The new drug candidate targets the GYs1 gene in the muscle of patients with the condition.
Pompe disease is a rare genetic disease that afflicts an estimated 5,000 to 10,000 people worldwide. The condition is characterized by debilitating muscle weakness that progresses over time and arises from a mutation in the enzyme responsible for breakdown of glycogen in the muscle. Because of the mutation, patients with Pompe disease have elevated levels of glycogen, which drives disease progression. Patients are currently treated with enzyme replacement therapy, but the inability to target and deliver the therapy to skeletal muscle has limited the efficacy and safety profile of such treatments.
Dr. Mitte Doyle, Aro's chief medical officer, said the company expects to advance ABX1100 to clinical trials in the coming year.

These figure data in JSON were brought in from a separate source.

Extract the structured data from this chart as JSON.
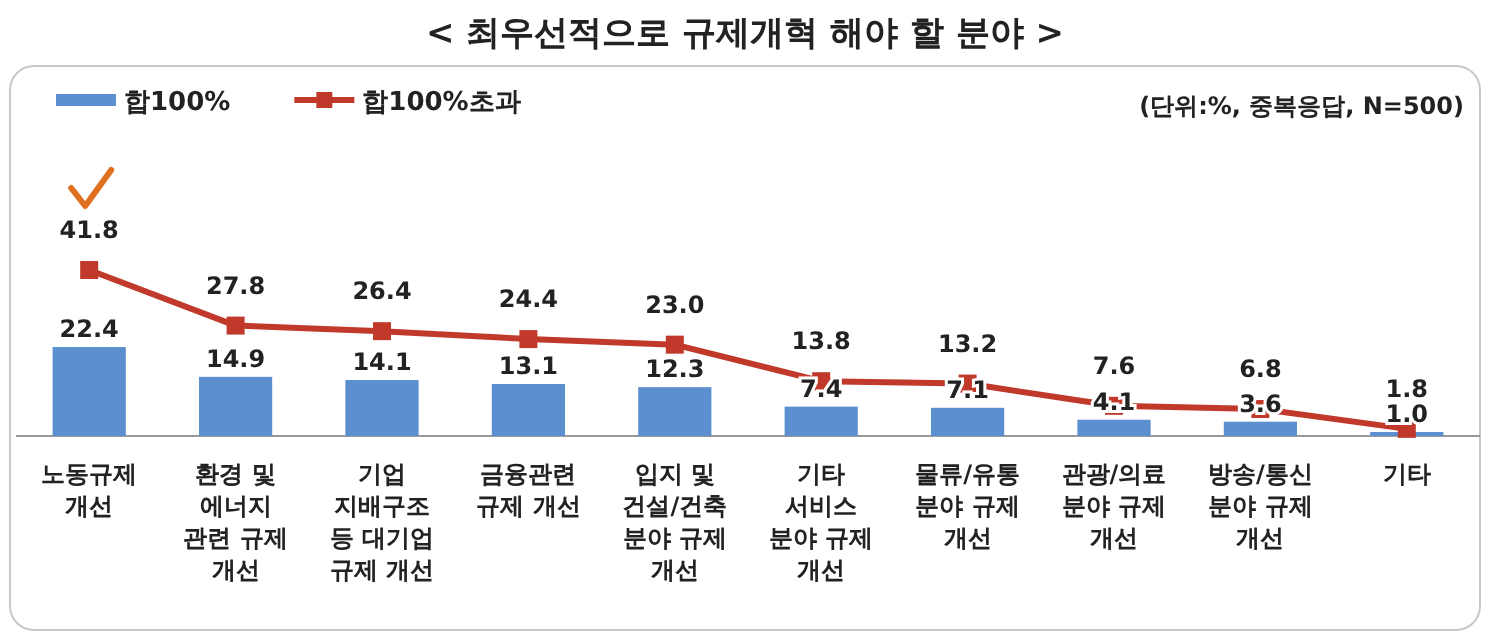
{
  "chart_data": {
    "type": "bar",
    "title": "< 최우선적으로 규제개혁 해야 할 분야 >",
    "annotations": [
      "(단위:%, 중복응답, N=500)"
    ],
    "categories": [
      "노동규제\n개선",
      "환경 및\n에너지\n관련 규제\n개선",
      "기업\n지배구조\n등 대기업\n규제 개선",
      "금융관련\n규제 개선",
      "입지 및\n건설/건축\n분야 규제\n개선",
      "기타\n서비스\n분야 규제\n개선",
      "물류/유통\n분야 규제\n개선",
      "관광/의료\n분야 규제\n개선",
      "방송/통신\n분야 규제\n개선",
      "기타"
    ],
    "series": [
      {
        "name": "합100%",
        "color": "#5b8fd0",
        "values": [
          22.4,
          14.9,
          14.1,
          13.1,
          12.3,
          7.4,
          7.1,
          4.1,
          3.6,
          1.0
        ],
        "value_labels": [
          "22.4",
          "14.9",
          "14.1",
          "13.1",
          "12.3",
          "7.4",
          "7.1",
          "4.1",
          "3.6",
          "1.0"
        ]
      },
      {
        "name": "합100%초과",
        "type": "line",
        "color": "#c0392b",
        "values": [
          41.8,
          27.8,
          26.4,
          24.4,
          23.0,
          13.8,
          13.2,
          7.6,
          6.8,
          1.8
        ],
        "value_labels": [
          "41.8",
          "27.8",
          "26.4",
          "24.4",
          "23.0",
          "13.8",
          "13.2",
          "7.6",
          "6.8",
          "1.8"
        ]
      }
    ],
    "legend": "top left",
    "marker": "square"
  }
}
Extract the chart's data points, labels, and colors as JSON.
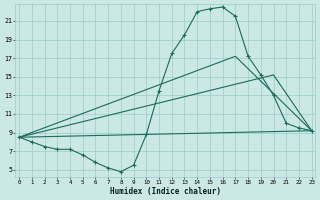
{
  "xlabel": "Humidex (Indice chaleur)",
  "bg_color": "#cce8e4",
  "grid_color": "#99cccc",
  "line_color": "#1a6b5a",
  "markersize": 3.0,
  "linewidth": 0.8,
  "xlim": [
    -0.3,
    23.3
  ],
  "ylim": [
    4.2,
    22.8
  ],
  "xticks": [
    0,
    1,
    2,
    3,
    4,
    5,
    6,
    7,
    8,
    9,
    10,
    11,
    12,
    13,
    14,
    15,
    16,
    17,
    18,
    19,
    20,
    21,
    22,
    23
  ],
  "yticks": [
    5,
    7,
    9,
    11,
    13,
    15,
    17,
    19,
    21
  ],
  "curve1_x": [
    0,
    1,
    2,
    3,
    4,
    5,
    6,
    7,
    8,
    9,
    10,
    11,
    12,
    13,
    14,
    15,
    16,
    17,
    18,
    19,
    20,
    21,
    22,
    23
  ],
  "curve1_y": [
    8.5,
    8.0,
    7.5,
    7.2,
    7.2,
    6.6,
    5.8,
    5.2,
    4.8,
    5.5,
    8.8,
    13.5,
    17.5,
    19.5,
    22.0,
    22.3,
    22.5,
    21.5,
    17.2,
    15.2,
    13.0,
    10.0,
    9.5,
    9.2
  ],
  "line1_x": [
    0,
    23
  ],
  "line1_y": [
    8.5,
    9.2
  ],
  "line2_x": [
    0,
    17,
    23
  ],
  "line2_y": [
    8.5,
    17.2,
    9.2
  ],
  "line3_x": [
    0,
    20,
    23
  ],
  "line3_y": [
    8.5,
    15.2,
    9.2
  ]
}
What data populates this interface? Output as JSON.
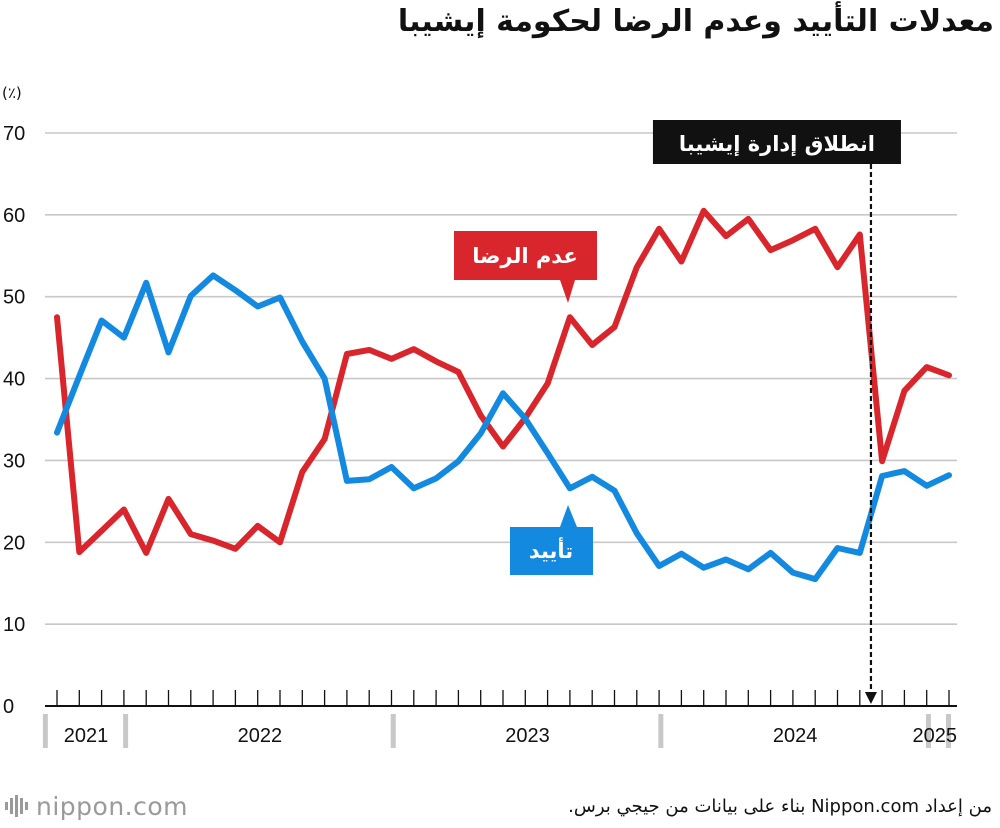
{
  "title": "معدلات التأييد وعدم الرضا لحكومة إيشيبا",
  "chart_data": {
    "type": "line",
    "y_unit_label": "(٪)",
    "ylim": [
      0,
      70
    ],
    "y_ticks": [
      0,
      10,
      20,
      30,
      40,
      50,
      60,
      70
    ],
    "years": [
      {
        "label": "2021",
        "start": 0,
        "end": 3.6
      },
      {
        "label": "2022",
        "start": 3.6,
        "end": 15.6
      },
      {
        "label": "2023",
        "start": 15.6,
        "end": 27.6
      },
      {
        "label": "2024",
        "start": 27.6,
        "end": 39.6
      },
      {
        "label": "2025",
        "start": 39.6,
        "end": 40.5
      }
    ],
    "series": [
      {
        "name": "disapproval",
        "label": "عدم الرضا",
        "color": "#d9262c",
        "values": [
          47.5,
          18.8,
          21.4,
          24.0,
          18.7,
          25.3,
          21.0,
          20.2,
          19.2,
          22.0,
          20.0,
          28.6,
          32.6,
          43.0,
          43.5,
          42.4,
          43.6,
          42.1,
          40.8,
          35.5,
          31.7,
          35.2,
          39.4,
          47.5,
          44.1,
          46.3,
          53.6,
          58.3,
          54.3,
          60.5,
          57.4,
          59.5,
          55.7,
          56.9,
          58.3,
          53.6,
          57.6,
          29.9,
          38.5,
          41.4,
          40.4
        ]
      },
      {
        "name": "approval",
        "label": "تأييد",
        "color": "#1489e0",
        "values": [
          33.4,
          40.3,
          47.1,
          45.0,
          51.7,
          43.2,
          50.1,
          52.6,
          50.8,
          48.8,
          49.9,
          44.5,
          40.0,
          27.5,
          27.7,
          29.2,
          26.6,
          27.8,
          29.9,
          33.3,
          38.2,
          35.1,
          30.9,
          26.6,
          28.0,
          26.3,
          21.1,
          17.1,
          18.6,
          16.9,
          17.9,
          16.7,
          18.7,
          16.3,
          15.5,
          19.3,
          18.7,
          28.1,
          28.7,
          26.9,
          28.2
        ]
      }
    ],
    "annotation": {
      "label": "انطلاق إدارة إيشيبا",
      "x_index": 36.5
    }
  },
  "footer": {
    "logo": "nippon.com",
    "source": "من إعداد Nippon.com بناء على بيانات من جيجي برس."
  }
}
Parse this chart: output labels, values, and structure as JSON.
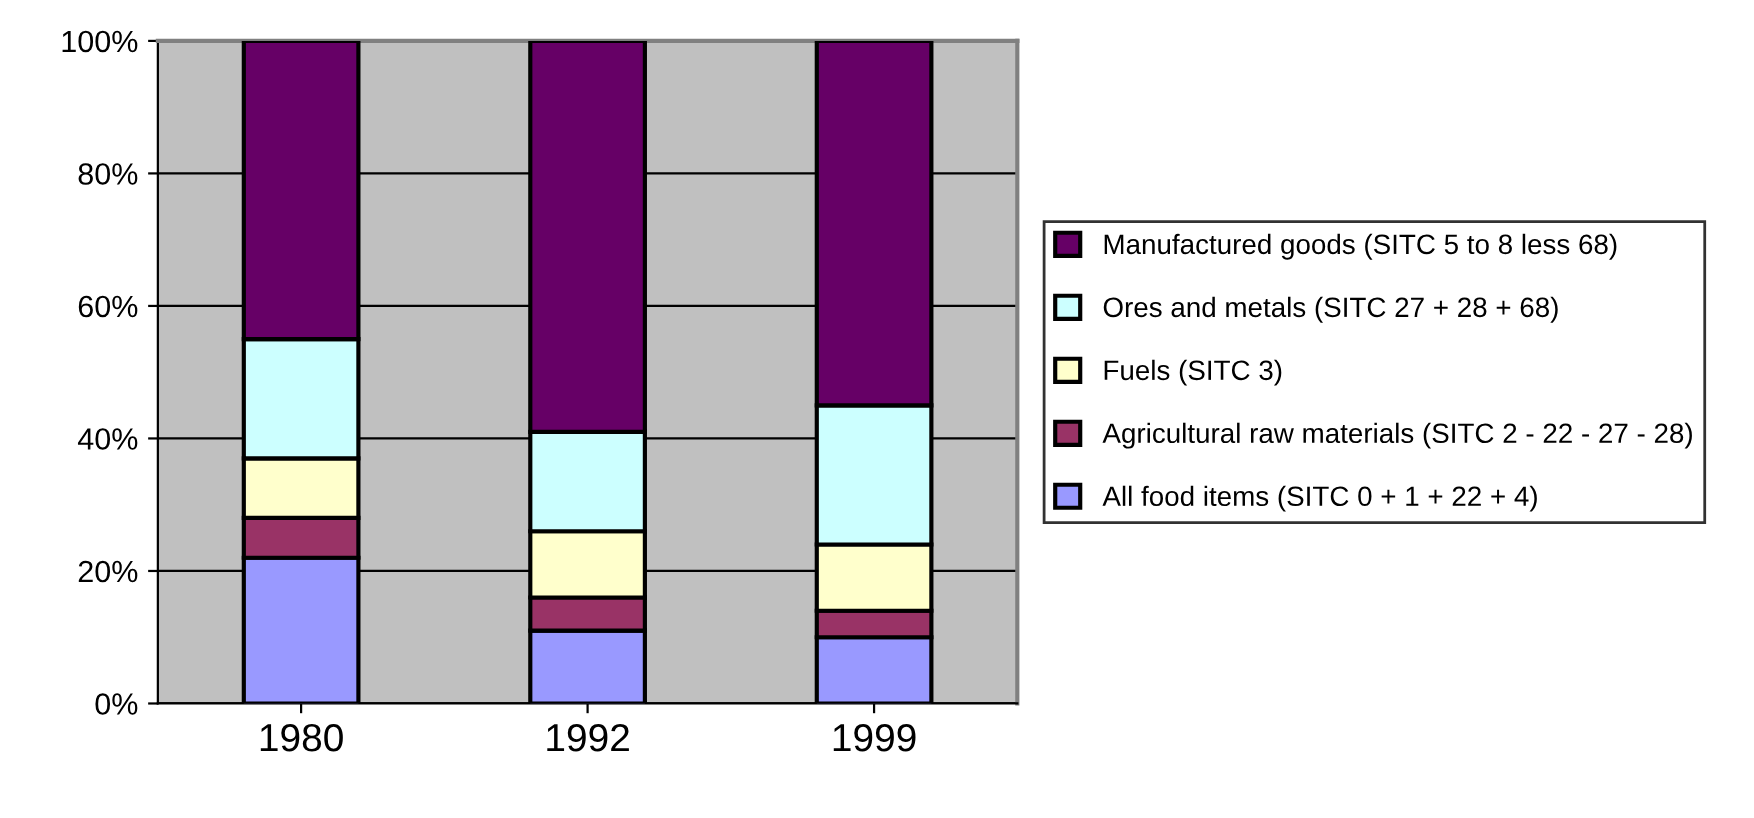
{
  "chart_data": {
    "type": "bar",
    "stacked": true,
    "categories": [
      "1980",
      "1992",
      "1999"
    ],
    "series": [
      {
        "name": "All food items (SITC 0 + 1 + 22 + 4)",
        "color": "#9999ff",
        "values": [
          22,
          11,
          10
        ]
      },
      {
        "name": "Agricultural raw materials (SITC 2 - 22 - 27 - 28)",
        "color": "#993366",
        "values": [
          6,
          5,
          4
        ]
      },
      {
        "name": "Fuels (SITC 3)",
        "color": "#ffffcc",
        "values": [
          9,
          10,
          10
        ]
      },
      {
        "name": "Ores and metals (SITC 27 + 28 + 68)",
        "color": "#ccffff",
        "values": [
          18,
          15,
          21
        ]
      },
      {
        "name": "Manufactured goods (SITC 5 to 8 less 68)",
        "color": "#660066",
        "values": [
          45,
          59,
          55
        ]
      }
    ],
    "ylim": [
      0,
      100
    ],
    "yticks": [
      {
        "value": 0,
        "label": "0%"
      },
      {
        "value": 20,
        "label": "20%"
      },
      {
        "value": 40,
        "label": "40%"
      },
      {
        "value": 60,
        "label": "60%"
      },
      {
        "value": 80,
        "label": "80%"
      },
      {
        "value": 100,
        "label": "100%"
      }
    ],
    "grid": "y",
    "legend": "right"
  }
}
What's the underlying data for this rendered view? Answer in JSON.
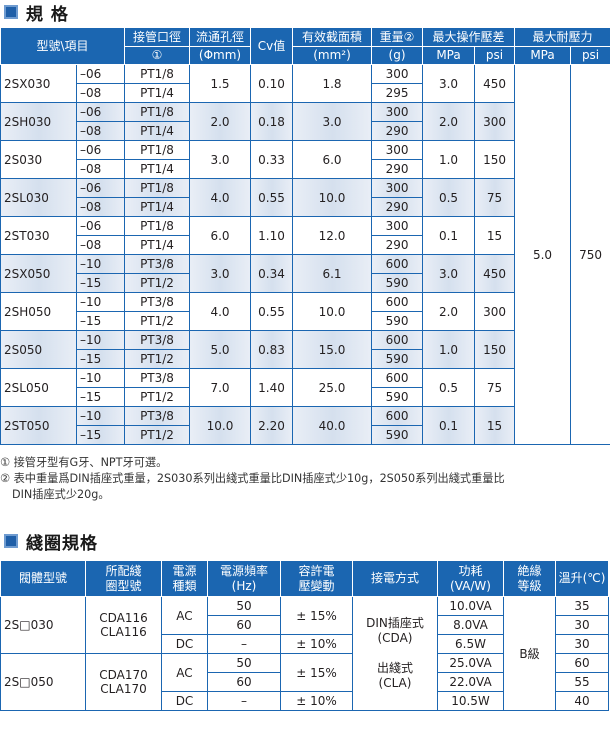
{
  "spec_section": {
    "title": "規 格",
    "headers": {
      "type": "型號\\項目",
      "port": "接管口徑",
      "port_note": "①",
      "orifice": "流通孔徑",
      "orifice_unit": "(Φmm)",
      "cv": "Cv值",
      "area": "有效截面積",
      "area_unit": "(mm²)",
      "weight": "重量②",
      "weight_unit": "(g)",
      "maxop": "最大操作壓差",
      "maxop_mpa": "MPa",
      "maxop_psi": "psi",
      "maxwithstand": "最大耐壓力",
      "mw_mpa": "MPa",
      "mw_psi": "psi"
    },
    "max_withstand_mpa": "5.0",
    "max_withstand_psi": "750",
    "models": [
      {
        "model": "2SX030",
        "shaded": false,
        "orifice": "1.5",
        "cv": "0.10",
        "area": "1.8",
        "mpa": "3.0",
        "psi": "450",
        "rows": [
          {
            "suffix": "–06",
            "port": "PT1/8",
            "weight": "300"
          },
          {
            "suffix": "–08",
            "port": "PT1/4",
            "weight": "295"
          }
        ]
      },
      {
        "model": "2SH030",
        "shaded": true,
        "orifice": "2.0",
        "cv": "0.18",
        "area": "3.0",
        "mpa": "2.0",
        "psi": "300",
        "rows": [
          {
            "suffix": "–06",
            "port": "PT1/8",
            "weight": "300"
          },
          {
            "suffix": "–08",
            "port": "PT1/4",
            "weight": "290"
          }
        ]
      },
      {
        "model": "2S030",
        "shaded": false,
        "orifice": "3.0",
        "cv": "0.33",
        "area": "6.0",
        "mpa": "1.0",
        "psi": "150",
        "rows": [
          {
            "suffix": "–06",
            "port": "PT1/8",
            "weight": "300"
          },
          {
            "suffix": "–08",
            "port": "PT1/4",
            "weight": "290"
          }
        ]
      },
      {
        "model": "2SL030",
        "shaded": true,
        "orifice": "4.0",
        "cv": "0.55",
        "area": "10.0",
        "mpa": "0.5",
        "psi": "75",
        "rows": [
          {
            "suffix": "–06",
            "port": "PT1/8",
            "weight": "300"
          },
          {
            "suffix": "–08",
            "port": "PT1/4",
            "weight": "290"
          }
        ]
      },
      {
        "model": "2ST030",
        "shaded": false,
        "orifice": "6.0",
        "cv": "1.10",
        "area": "12.0",
        "mpa": "0.1",
        "psi": "15",
        "rows": [
          {
            "suffix": "–06",
            "port": "PT1/8",
            "weight": "300"
          },
          {
            "suffix": "–08",
            "port": "PT1/4",
            "weight": "290"
          }
        ]
      },
      {
        "model": "2SX050",
        "shaded": true,
        "orifice": "3.0",
        "cv": "0.34",
        "area": "6.1",
        "mpa": "3.0",
        "psi": "450",
        "rows": [
          {
            "suffix": "–10",
            "port": "PT3/8",
            "weight": "600"
          },
          {
            "suffix": "–15",
            "port": "PT1/2",
            "weight": "590"
          }
        ]
      },
      {
        "model": "2SH050",
        "shaded": false,
        "orifice": "4.0",
        "cv": "0.55",
        "area": "10.0",
        "mpa": "2.0",
        "psi": "300",
        "rows": [
          {
            "suffix": "–10",
            "port": "PT3/8",
            "weight": "600"
          },
          {
            "suffix": "–15",
            "port": "PT1/2",
            "weight": "590"
          }
        ]
      },
      {
        "model": "2S050",
        "shaded": true,
        "orifice": "5.0",
        "cv": "0.83",
        "area": "15.0",
        "mpa": "1.0",
        "psi": "150",
        "rows": [
          {
            "suffix": "–10",
            "port": "PT3/8",
            "weight": "600"
          },
          {
            "suffix": "–15",
            "port": "PT1/2",
            "weight": "590"
          }
        ]
      },
      {
        "model": "2SL050",
        "shaded": false,
        "orifice": "7.0",
        "cv": "1.40",
        "area": "25.0",
        "mpa": "0.5",
        "psi": "75",
        "rows": [
          {
            "suffix": "–10",
            "port": "PT3/8",
            "weight": "600"
          },
          {
            "suffix": "–15",
            "port": "PT1/2",
            "weight": "590"
          }
        ]
      },
      {
        "model": "2ST050",
        "shaded": true,
        "orifice": "10.0",
        "cv": "2.20",
        "area": "40.0",
        "mpa": "0.1",
        "psi": "15",
        "rows": [
          {
            "suffix": "–10",
            "port": "PT3/8",
            "weight": "600"
          },
          {
            "suffix": "–15",
            "port": "PT1/2",
            "weight": "590"
          }
        ]
      }
    ]
  },
  "notes": {
    "note1": "① 接管牙型有G牙、NPT牙可選。",
    "note2": "② 表中重量爲DIN插座式重量，2S030系列出綫式重量比DIN插座式少10g，2S050系列出綫式重量比",
    "note2b": "DIN插座式少20g。"
  },
  "coil_section": {
    "title": "綫圈規格",
    "headers": {
      "body": "閥體型號",
      "coil1": "所配綫",
      "coil2": "圈型號",
      "power1": "電源",
      "power2": "種類",
      "freq1": "電源頻率",
      "freq2": "(Hz)",
      "tol1": "容許電",
      "tol2": "壓變動",
      "conn": "接電方式",
      "consume1": "功耗",
      "consume2": "(VA/W)",
      "insul1": "絶緣",
      "insul2": "等級",
      "temp": "溫升(℃)"
    },
    "connection1": "DIN插座式",
    "connection1b": "(CDA)",
    "connection2": "出綫式",
    "connection2b": "(CLA)",
    "insulation": "B級",
    "groups": [
      {
        "body": "2S□030",
        "coil1": "CDA116",
        "coil2": "CLA116",
        "ac": "AC",
        "ac_tol": "± 15%",
        "rows": [
          {
            "freq": "50",
            "consume": "10.0VA",
            "temp": "35"
          },
          {
            "freq": "60",
            "consume": "8.0VA",
            "temp": "30"
          }
        ],
        "dc": "DC",
        "dc_freq": "–",
        "dc_tol": "± 10%",
        "dc_consume": "6.5W",
        "dc_temp": "30"
      },
      {
        "body": "2S□050",
        "coil1": "CDA170",
        "coil2": "CLA170",
        "ac": "AC",
        "ac_tol": "± 15%",
        "rows": [
          {
            "freq": "50",
            "consume": "25.0VA",
            "temp": "60"
          },
          {
            "freq": "60",
            "consume": "22.0VA",
            "temp": "55"
          }
        ],
        "dc": "DC",
        "dc_freq": "–",
        "dc_tol": "± 10%",
        "dc_consume": "10.5W",
        "dc_temp": "40"
      }
    ]
  }
}
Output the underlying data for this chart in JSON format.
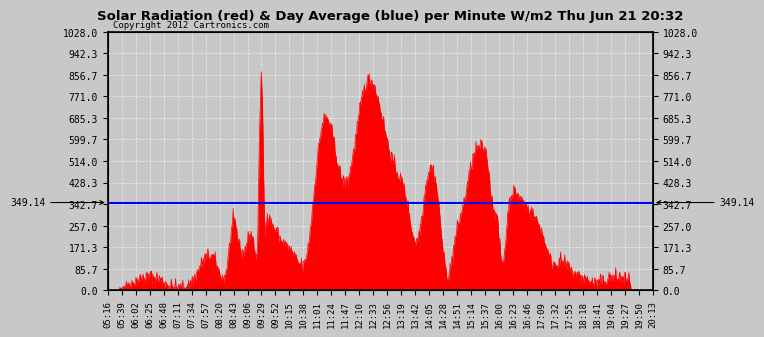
{
  "title": "Solar Radiation (red) & Day Average (blue) per Minute W/m2 Thu Jun 21 20:32",
  "copyright": "Copyright 2012 Cartronics.com",
  "ymin": 0.0,
  "ymax": 1028.0,
  "ytick_vals": [
    0.0,
    85.7,
    171.3,
    257.0,
    342.7,
    428.3,
    514.0,
    599.7,
    685.3,
    771.0,
    856.7,
    942.3,
    1028.0
  ],
  "day_average": 349.14,
  "fill_color": "red",
  "line_color": "blue",
  "bg_color": "#c8c8c8",
  "xtick_labels": [
    "05:16",
    "05:39",
    "06:02",
    "06:25",
    "06:48",
    "07:11",
    "07:34",
    "07:57",
    "08:20",
    "08:43",
    "09:06",
    "09:29",
    "09:52",
    "10:15",
    "10:38",
    "11:01",
    "11:24",
    "11:47",
    "12:10",
    "12:33",
    "12:56",
    "13:19",
    "13:42",
    "14:05",
    "14:28",
    "14:51",
    "15:14",
    "15:37",
    "16:00",
    "16:23",
    "16:46",
    "17:09",
    "17:32",
    "17:55",
    "18:18",
    "18:41",
    "19:04",
    "19:27",
    "19:50",
    "20:13"
  ],
  "n_points": 910
}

Companies whose products receive orphan drug designation receive incentives to develop treatments for conditions with small patient populations. Those incentives include tax credits and fee exemptions.
Quick Hits
Philadelphia-based Passage Bio (NASDAQ: PASG) dosed its first patient in a Phase 1/2 clinical trial evaluating PBFT02, a gene therapy being developed as a treatment for patients with frontotemporal dementia — a form of early onset dementia. … Nabriva Therapeutics (NASDAQ: NBRV) of Fort Washington said it has completed patient enrollment for its Phase 1 clinical trial to assess the safety and pharmacokinetics of oral and intravenous Xenleta in adult patients with cystic fibrosis.